Die Gedankenkonstruktion des Assistant Directors war sicher nicht von der Hand zu weisen. Und er untermauerte seine Theorie mit den folgenden Worten: „Hinzu kommt, dass der Mörder durchblicken ließ, dass nicht nur die kleinen Straßenverkäufer zur Rechenschaft gezogen werden, sondern auch die Drahtzieher im Hintergrund. In diesem Zusammenhang fällt mir ein Name ein, Agents. Vielleicht sagt er Ihnen etwas. Er lautet Donald Payne.“

„Ja“, antwortete Owen Burke nickend, „dieser Name ist uns ein Begriff.“

„Um das Schwarzgeld aus seinen dubiosen Geschäften zu waschen betreibt er einige Pizzaläden“, setzte Ron Harris hinzu. „Bisher ist es ihm gelungen, sich erfolgreich dem Zugriff durch die Polizei zu entziehen. Ein Mann aus seinem Verein, der sich vor etwa einem Jahr der Staatsanwaltschaft als Kronzeuge zur Verfügung stellte, landete vor einem Zug der Amtrak – und man deklarierte seinen Tod als Selbstmord.“

„Gibt es irgendeinen Zusammenhang zwischen dem Mord an Rice Baxter und Donald Payne?“, fragte Owen Burke, den Blick auf den AD gerichtet.

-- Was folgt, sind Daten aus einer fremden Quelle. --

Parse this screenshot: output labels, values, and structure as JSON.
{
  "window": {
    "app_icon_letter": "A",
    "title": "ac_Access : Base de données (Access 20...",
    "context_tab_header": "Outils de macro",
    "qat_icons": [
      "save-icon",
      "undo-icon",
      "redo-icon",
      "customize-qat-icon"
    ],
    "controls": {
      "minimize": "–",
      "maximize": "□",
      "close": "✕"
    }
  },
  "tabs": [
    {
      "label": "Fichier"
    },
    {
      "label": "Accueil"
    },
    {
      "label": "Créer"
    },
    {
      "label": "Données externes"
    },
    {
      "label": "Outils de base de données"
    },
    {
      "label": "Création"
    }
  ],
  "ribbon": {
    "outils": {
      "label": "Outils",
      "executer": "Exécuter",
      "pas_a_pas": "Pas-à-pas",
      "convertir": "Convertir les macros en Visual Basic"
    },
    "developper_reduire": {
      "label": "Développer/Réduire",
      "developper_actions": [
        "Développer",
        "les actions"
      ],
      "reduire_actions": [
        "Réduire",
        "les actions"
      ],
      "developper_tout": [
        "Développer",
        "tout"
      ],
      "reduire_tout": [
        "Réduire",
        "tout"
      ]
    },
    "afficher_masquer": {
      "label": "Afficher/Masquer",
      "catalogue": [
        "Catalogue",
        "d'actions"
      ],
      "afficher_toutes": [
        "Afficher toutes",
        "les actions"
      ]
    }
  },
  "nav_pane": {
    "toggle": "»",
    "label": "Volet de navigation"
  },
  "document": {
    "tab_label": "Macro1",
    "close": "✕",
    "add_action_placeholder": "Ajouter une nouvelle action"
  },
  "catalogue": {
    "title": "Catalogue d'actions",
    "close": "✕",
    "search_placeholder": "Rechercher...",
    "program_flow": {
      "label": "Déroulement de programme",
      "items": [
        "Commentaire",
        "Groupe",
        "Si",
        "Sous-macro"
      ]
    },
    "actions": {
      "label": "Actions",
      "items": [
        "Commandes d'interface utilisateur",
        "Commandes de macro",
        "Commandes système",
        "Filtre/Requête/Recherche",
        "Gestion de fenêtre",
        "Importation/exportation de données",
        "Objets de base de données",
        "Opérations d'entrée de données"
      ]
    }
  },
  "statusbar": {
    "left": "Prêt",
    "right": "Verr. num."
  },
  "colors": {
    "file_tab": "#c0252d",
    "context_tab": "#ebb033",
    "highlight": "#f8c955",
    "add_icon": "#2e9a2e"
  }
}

„Wenn jemand in Soho Drogen verkauft, dann macht er das im Namen von Payne“, erklärte der AD mit Nachdruck im Tonfall. „Andernfalls ...“ Der Director des FBI stutzte.

„Andernfalls hat er vielleicht ein gewaltiges Problem am Hals“, vollendete Owen Burke, „nämlich das Problem, dass es Payne mit Sicherheit nicht hinnimmt, wenn ein – hm, Unbefugter in seinem Revier wildert.“

„Also kann der Mörder auch aus den Reihen der Mafia kommen, deren Kopf Payne ist“, konstatierte Ron Harris.

„Für uns heißt das, dass wir uns auf jeden Fall Donald Payne zur Brust nehmen werden“, gab Owen Burke zu verstehen.

„Dann machen Sie mal, Agents!“, stieß der AD hervor und schlug die flache Hand leicht auf den Schreibtisch. „Vielleicht schlagen wir mehrere Fliegen mit einer Klappe. Ich unterstelle, dass ich es nicht ausdrücklich betonen muss, dass Sie mich auf dem Laufenden zu halten haben.“

Manchmal ließ er eben den Chef heraushängen. Möglicherweise waren solche Hinweise auch unter dem Begriff ‚Führungsverhalten’ zu subsumieren.